Vicki's Minty Lamb Shanks
John and Vicki Mauger are Hosts at our half-day Paddock to Plate experience in the Southern Highlands of New South Wales, Australia.
In 1972, Joe Mauger (John’s father), established the first butchery in Burrawang, principally selling beef and lamb. In 1976, at the age of 16, John started working at the shop and by 18 started managing the store while his father ran the farm.
Today, John prides himself on producing the very highest quality of meat by managing the process from the farm to the store working in partnership with his son Mat.
This recipe from their collection makes a hearty homestyle dinner. Best made with quality lamb that is antibiotic and hormone-free.

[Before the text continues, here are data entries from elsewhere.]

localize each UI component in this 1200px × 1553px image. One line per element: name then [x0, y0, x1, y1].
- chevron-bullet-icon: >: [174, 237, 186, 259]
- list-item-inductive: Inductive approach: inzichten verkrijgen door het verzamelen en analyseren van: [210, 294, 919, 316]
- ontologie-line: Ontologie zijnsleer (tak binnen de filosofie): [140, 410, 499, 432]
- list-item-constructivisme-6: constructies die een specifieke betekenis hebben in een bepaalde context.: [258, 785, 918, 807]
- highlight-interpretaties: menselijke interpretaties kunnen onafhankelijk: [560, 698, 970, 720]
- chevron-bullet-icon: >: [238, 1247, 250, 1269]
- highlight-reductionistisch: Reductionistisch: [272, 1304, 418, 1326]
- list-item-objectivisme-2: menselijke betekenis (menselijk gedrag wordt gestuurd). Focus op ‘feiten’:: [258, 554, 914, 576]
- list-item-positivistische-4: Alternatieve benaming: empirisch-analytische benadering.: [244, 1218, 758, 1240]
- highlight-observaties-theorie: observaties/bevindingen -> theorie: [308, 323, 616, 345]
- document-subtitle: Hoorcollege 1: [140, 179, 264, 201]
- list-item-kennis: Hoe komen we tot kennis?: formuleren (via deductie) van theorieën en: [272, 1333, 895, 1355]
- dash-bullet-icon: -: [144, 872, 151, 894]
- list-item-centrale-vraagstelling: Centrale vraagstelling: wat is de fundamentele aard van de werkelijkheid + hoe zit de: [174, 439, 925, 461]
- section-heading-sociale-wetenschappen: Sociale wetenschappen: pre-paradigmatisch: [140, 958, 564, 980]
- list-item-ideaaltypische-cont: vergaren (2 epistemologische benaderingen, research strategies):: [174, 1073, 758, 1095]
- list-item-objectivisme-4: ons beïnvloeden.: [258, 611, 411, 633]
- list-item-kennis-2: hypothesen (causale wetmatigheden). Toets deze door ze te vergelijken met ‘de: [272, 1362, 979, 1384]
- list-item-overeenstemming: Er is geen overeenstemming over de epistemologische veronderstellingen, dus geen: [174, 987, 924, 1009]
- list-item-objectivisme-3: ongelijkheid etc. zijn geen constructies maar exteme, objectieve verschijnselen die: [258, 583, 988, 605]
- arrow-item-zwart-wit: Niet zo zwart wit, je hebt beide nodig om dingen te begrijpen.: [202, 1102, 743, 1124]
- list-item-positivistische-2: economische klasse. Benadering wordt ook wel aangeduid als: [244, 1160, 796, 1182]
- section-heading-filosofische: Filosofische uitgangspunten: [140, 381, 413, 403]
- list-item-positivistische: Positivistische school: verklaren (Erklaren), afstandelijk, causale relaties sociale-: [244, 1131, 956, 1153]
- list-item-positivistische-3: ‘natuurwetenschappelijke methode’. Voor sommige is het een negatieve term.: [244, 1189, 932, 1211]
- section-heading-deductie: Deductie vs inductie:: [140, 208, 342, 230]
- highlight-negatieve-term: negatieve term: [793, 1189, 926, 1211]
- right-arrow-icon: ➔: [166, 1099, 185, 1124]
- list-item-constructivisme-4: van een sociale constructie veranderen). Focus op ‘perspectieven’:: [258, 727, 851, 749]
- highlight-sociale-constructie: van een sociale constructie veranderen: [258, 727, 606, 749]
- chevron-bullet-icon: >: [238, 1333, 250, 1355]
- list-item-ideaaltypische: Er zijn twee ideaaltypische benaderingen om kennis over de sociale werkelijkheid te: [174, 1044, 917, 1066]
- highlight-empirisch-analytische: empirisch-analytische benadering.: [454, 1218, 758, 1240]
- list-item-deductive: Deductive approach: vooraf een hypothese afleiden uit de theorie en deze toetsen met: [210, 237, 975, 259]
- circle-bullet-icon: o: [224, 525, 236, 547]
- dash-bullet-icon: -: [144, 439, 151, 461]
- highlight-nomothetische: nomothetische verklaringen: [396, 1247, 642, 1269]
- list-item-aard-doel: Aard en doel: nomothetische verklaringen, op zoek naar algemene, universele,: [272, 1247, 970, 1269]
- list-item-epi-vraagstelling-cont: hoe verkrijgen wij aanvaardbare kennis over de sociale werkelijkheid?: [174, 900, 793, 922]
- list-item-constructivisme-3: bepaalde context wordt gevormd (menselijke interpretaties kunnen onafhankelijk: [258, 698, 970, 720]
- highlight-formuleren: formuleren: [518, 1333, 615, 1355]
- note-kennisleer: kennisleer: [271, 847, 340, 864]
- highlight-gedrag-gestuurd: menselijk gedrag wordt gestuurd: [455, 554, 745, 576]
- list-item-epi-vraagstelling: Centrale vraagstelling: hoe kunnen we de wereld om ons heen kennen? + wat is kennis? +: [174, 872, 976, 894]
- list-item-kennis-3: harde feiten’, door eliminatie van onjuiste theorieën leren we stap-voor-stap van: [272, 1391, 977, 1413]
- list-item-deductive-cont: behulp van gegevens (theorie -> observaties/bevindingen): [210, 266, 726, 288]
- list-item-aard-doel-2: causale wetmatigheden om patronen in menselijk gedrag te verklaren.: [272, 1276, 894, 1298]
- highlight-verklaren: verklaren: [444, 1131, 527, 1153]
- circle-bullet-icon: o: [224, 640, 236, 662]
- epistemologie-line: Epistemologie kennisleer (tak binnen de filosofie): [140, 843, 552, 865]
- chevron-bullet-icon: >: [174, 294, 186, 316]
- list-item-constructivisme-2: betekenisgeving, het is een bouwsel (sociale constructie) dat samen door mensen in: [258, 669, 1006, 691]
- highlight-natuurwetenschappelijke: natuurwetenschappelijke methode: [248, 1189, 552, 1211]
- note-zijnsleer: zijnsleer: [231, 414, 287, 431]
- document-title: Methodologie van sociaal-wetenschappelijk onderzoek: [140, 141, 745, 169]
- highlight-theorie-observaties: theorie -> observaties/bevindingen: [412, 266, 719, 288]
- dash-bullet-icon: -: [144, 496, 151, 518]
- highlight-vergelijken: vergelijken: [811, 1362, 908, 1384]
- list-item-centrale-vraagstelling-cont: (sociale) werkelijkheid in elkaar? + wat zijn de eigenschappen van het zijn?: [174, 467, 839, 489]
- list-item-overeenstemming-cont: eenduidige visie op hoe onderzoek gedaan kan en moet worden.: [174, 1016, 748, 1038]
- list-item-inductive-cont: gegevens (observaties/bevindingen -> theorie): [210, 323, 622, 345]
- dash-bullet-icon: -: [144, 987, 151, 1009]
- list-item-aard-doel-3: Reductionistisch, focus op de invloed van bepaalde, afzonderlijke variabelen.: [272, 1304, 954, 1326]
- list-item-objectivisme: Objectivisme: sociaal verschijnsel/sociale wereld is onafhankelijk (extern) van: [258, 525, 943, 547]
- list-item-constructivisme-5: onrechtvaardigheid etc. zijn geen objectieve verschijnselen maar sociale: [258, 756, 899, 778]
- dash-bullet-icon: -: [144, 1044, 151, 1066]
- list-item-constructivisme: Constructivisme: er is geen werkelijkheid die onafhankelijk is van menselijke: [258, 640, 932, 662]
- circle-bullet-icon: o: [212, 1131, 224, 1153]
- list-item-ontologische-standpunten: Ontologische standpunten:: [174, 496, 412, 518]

If you are in Singapore from 23 August – 1 September, you can taste Mauger’s Meats as part of the Australian BBQ menu at The Fullerton Hotel’s “Flavours of Australia’s Southern Highlands” food festival. More information here.
Preparation Time: 20 minutes
Cooking Time: 3 hours
6 lamb shanks
1 large red onion
3 cloves crushed garlic
2 sprigs thyme
2 bay leaves
1 1/2 cup fresh mint leaves, chopped fine
4 cups vegetable stock
1/2 cup white wine
800 grams can diced or crushed tomatoes
Preheat oven to 200 degrees, put the shanks in the baking dish in a single layer closer together. Season with cracked black pepper and salt. Bake uncovered for 20 minutes. Turn the shanks over and reduce the oven to 180 degrees and cook for a further 20 minutes.
Heat a tablespoon of olive oil in a frying pan. Cook onion and garlic union onion is soft, approximately 5 to 8 minutes. Stir in thyme, bay leaves and half the mint leaves. Scatter inion and herbs over the lamb shanks and cook, uncovered, for a further 15 minutes.
Combine the tomatoes, stock and wine and pour over shanks. Cover the dish tightly with foil or a lid and bake for a further 3 hours. Garnish with remaining mint and serve with pasta.
Can be garnished with Gremolata. The flavour of the dish develops of it is made a day or two in advance and refrigerated.